# New UK surrogacy agency launched by the Natalie Gamble Associates team



## NatGamble (Mar 1, 2007)

Hi everyone

I wanted to give you the heads up about Brilliant Beginnings, the new non-profit making UK surrogacy and egg donation agency which Helen Prosser and I (the directors of Natalie Gamble Associates) are launching this week.

The agency is non-profit making and any resources will be reinvested into our campaigning work. We have written a launch piece for Bionews which you can read here: http://www.bionews.org.uk/page_337330.asp. I know these are issues very dear to the hearts of many of you, and we will need all the help we can get to make them happen, so if you can help or spread the word, please do.
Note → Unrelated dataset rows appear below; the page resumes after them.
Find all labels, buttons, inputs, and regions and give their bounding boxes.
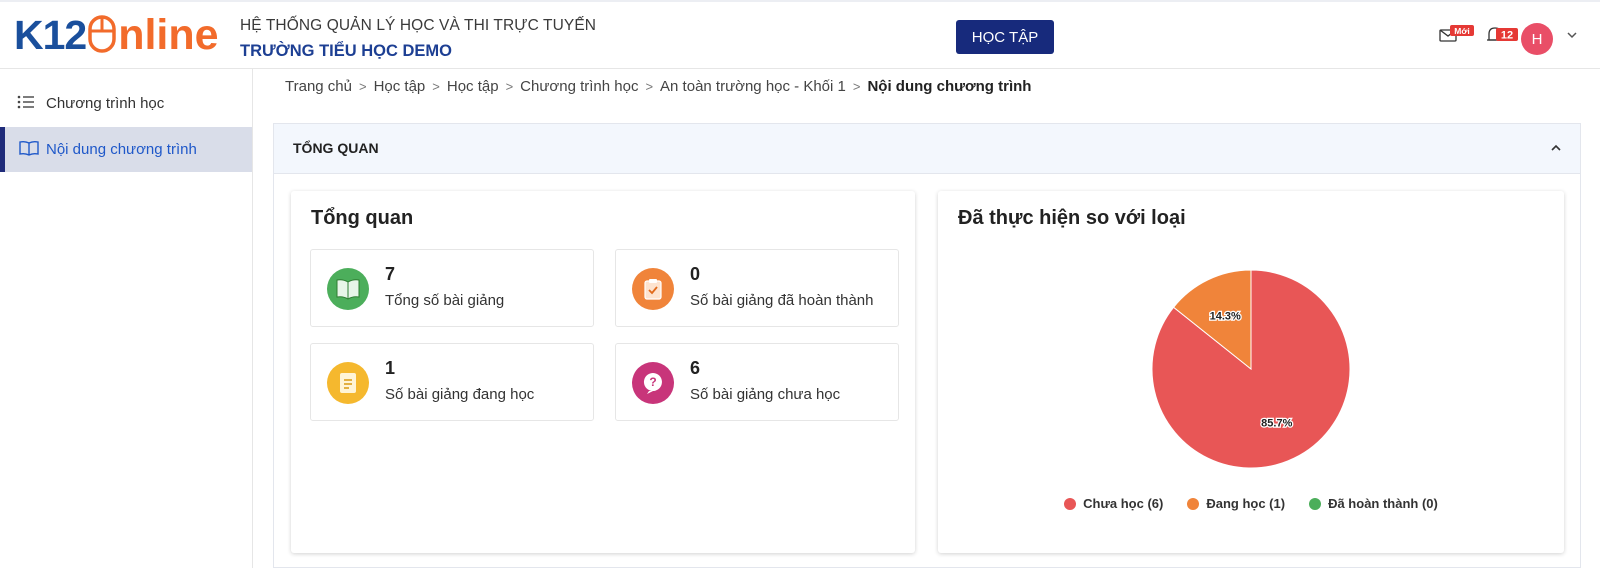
legend-label: Đã hoàn thành (0) xyxy=(1328,496,1438,511)
chevron-right-icon: > xyxy=(432,79,440,94)
overview-card: Tổng quan 7 Tổng số bài giảng 0 Số bài g xyxy=(291,191,915,553)
school-name: TRƯỜNG TIỂU HỌC DEMO xyxy=(240,42,453,60)
stat-completed-lectures: 0 Số bài giảng đã hoàn thành xyxy=(615,249,899,327)
k12online-logo[interactable]: K12 nline xyxy=(14,12,219,58)
logo-online-text: nline xyxy=(118,11,219,59)
mail-icon: Mới xyxy=(1439,25,1474,42)
pie-chart: 85.7% 14.3% xyxy=(1151,269,1351,469)
chart-card: Đã thực hiện so với loại 85.7% 14.3% Chưa… xyxy=(938,191,1564,553)
breadcrumb-current: Nội dung chương trình xyxy=(867,78,1032,95)
legend-label: Đang học (1) xyxy=(1206,496,1286,511)
legend-label: Chưa học (6) xyxy=(1083,496,1164,511)
legend-item[interactable]: Đã hoàn thành (0) xyxy=(1309,496,1438,511)
stat-label: Tổng số bài giảng xyxy=(385,292,505,309)
hoc-tap-button[interactable]: HỌC TẬP xyxy=(956,20,1054,54)
sidebar: Chương trình học Nội dung chương trình xyxy=(0,69,253,568)
mouse-logo-icon xyxy=(88,15,116,53)
svg-text:?: ? xyxy=(649,375,656,389)
sidebar-item-label: Chương trình học xyxy=(46,95,165,112)
chevron-right-icon: > xyxy=(645,79,654,94)
overview-panel: TỔNG QUAN Tổng quan 7 Tổng số bài giảng xyxy=(273,123,1581,568)
logo-k12-text: K12 xyxy=(14,12,87,58)
chevron-right-icon: > xyxy=(358,79,367,94)
chevron-right-icon: > xyxy=(852,79,861,94)
question-icon: ? xyxy=(632,362,674,404)
legend-item[interactable]: Đang học (1) xyxy=(1187,496,1285,511)
notification-count-badge: 12 xyxy=(1501,30,1513,42)
stat-value: 0 xyxy=(690,264,701,284)
chevron-up-icon[interactable] xyxy=(1550,143,1562,153)
system-title: HỆ THỐNG QUẢN LÝ HỌC VÀ THI TRỰC TUYẾN xyxy=(240,17,597,34)
stat-label: Số bài giảng đã hoàn thành xyxy=(690,292,874,309)
stat-in-progress-lectures: 1 Số bài giảng đang học xyxy=(310,343,594,421)
breadcrumb-link-hoc-tap[interactable]: Học tập xyxy=(374,78,426,95)
stat-value: 6 xyxy=(690,358,701,378)
stat-value: 1 xyxy=(385,358,396,378)
sidebar-item-noi-dung-chuong-trinh[interactable]: Nội dung chương trình xyxy=(0,127,252,172)
stat-label: Số bài giảng đang học xyxy=(385,386,535,403)
sidebar-item-chuong-trinh-hoc[interactable]: Chương trình học xyxy=(0,81,252,126)
notification-button[interactable]: 12 xyxy=(1486,25,1520,50)
overview-panel-header[interactable]: TỔNG QUAN xyxy=(274,124,1580,174)
pie-data-label: 14.3% xyxy=(1210,310,1241,322)
book-open-icon xyxy=(19,140,39,156)
stat-value: 7 xyxy=(385,264,396,284)
mail-new-badge: Mới xyxy=(1454,26,1470,36)
book-icon xyxy=(327,268,369,310)
user-avatar[interactable]: H xyxy=(1521,23,1553,55)
chevron-down-icon[interactable] xyxy=(1566,30,1578,40)
clipboard-check-icon xyxy=(632,268,674,310)
stat-total-lectures: 7 Tổng số bài giảng xyxy=(310,249,594,327)
legend-dot xyxy=(1064,497,1077,510)
legend-dot xyxy=(1309,497,1322,510)
overview-card-title: Tổng quan xyxy=(311,207,414,229)
breadcrumb-link-chuong-trinh-hoc[interactable]: Chương trình học xyxy=(520,78,638,95)
stat-not-started-lectures: ? 6 Số bài giảng chưa học xyxy=(615,343,899,421)
bell-icon: 12 xyxy=(1487,27,1518,42)
breadcrumb-link-khoi-1[interactable]: An toàn trường học - Khối 1 xyxy=(660,78,846,95)
legend-dot xyxy=(1187,497,1200,510)
sidebar-item-label: Nội dung chương trình xyxy=(46,141,197,158)
panel-title: TỔNG QUAN xyxy=(293,140,379,156)
pie-data-label: 85.7% xyxy=(1261,418,1292,430)
breadcrumb-link-home[interactable]: Trang chủ xyxy=(285,78,352,95)
legend-item[interactable]: Chưa học (6) xyxy=(1064,496,1163,511)
list-icon xyxy=(17,95,34,109)
stat-label: Số bài giảng chưa học xyxy=(690,386,841,403)
breadcrumb-link-hoc-tap-2[interactable]: Học tập xyxy=(447,78,499,95)
document-icon xyxy=(327,362,369,404)
chevron-right-icon: > xyxy=(505,79,514,94)
top-header: K12 nline HỆ THỐNG QUẢN LÝ HỌC VÀ THI TR… xyxy=(0,0,1600,69)
breadcrumb: Trang chủ > Học tập > Học tập > Chương t… xyxy=(285,78,1031,95)
chart-legend: Chưa học (6) Đang học (1) Đã hoàn thành (0… xyxy=(938,496,1564,511)
mail-new-button[interactable]: Mới xyxy=(1439,25,1475,50)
You can also follow us on ******* for updates https://*******.com/brillbeginnings. 

There is more information for UK intended parents about how Brilliant Beginnings can help with:
- impartial practical advice on all the options available in the UK and worldwide,
- practical support with US surrogacy journeys,
- in time, matching with UK surrogates and egg donors (although we are currently at an early stage with this) and
- professional support through surrogacy from start to birth.

If you are thinking of becoming a surrogate or an egg donor there is also more information on our website.


Natalie


----------



## sazzasarah (Jun 29, 2010)

Wish you all the best with this Natalie - the website looks great! x


----------



## NatGamble (Mar 1, 2007)

Thank you


----------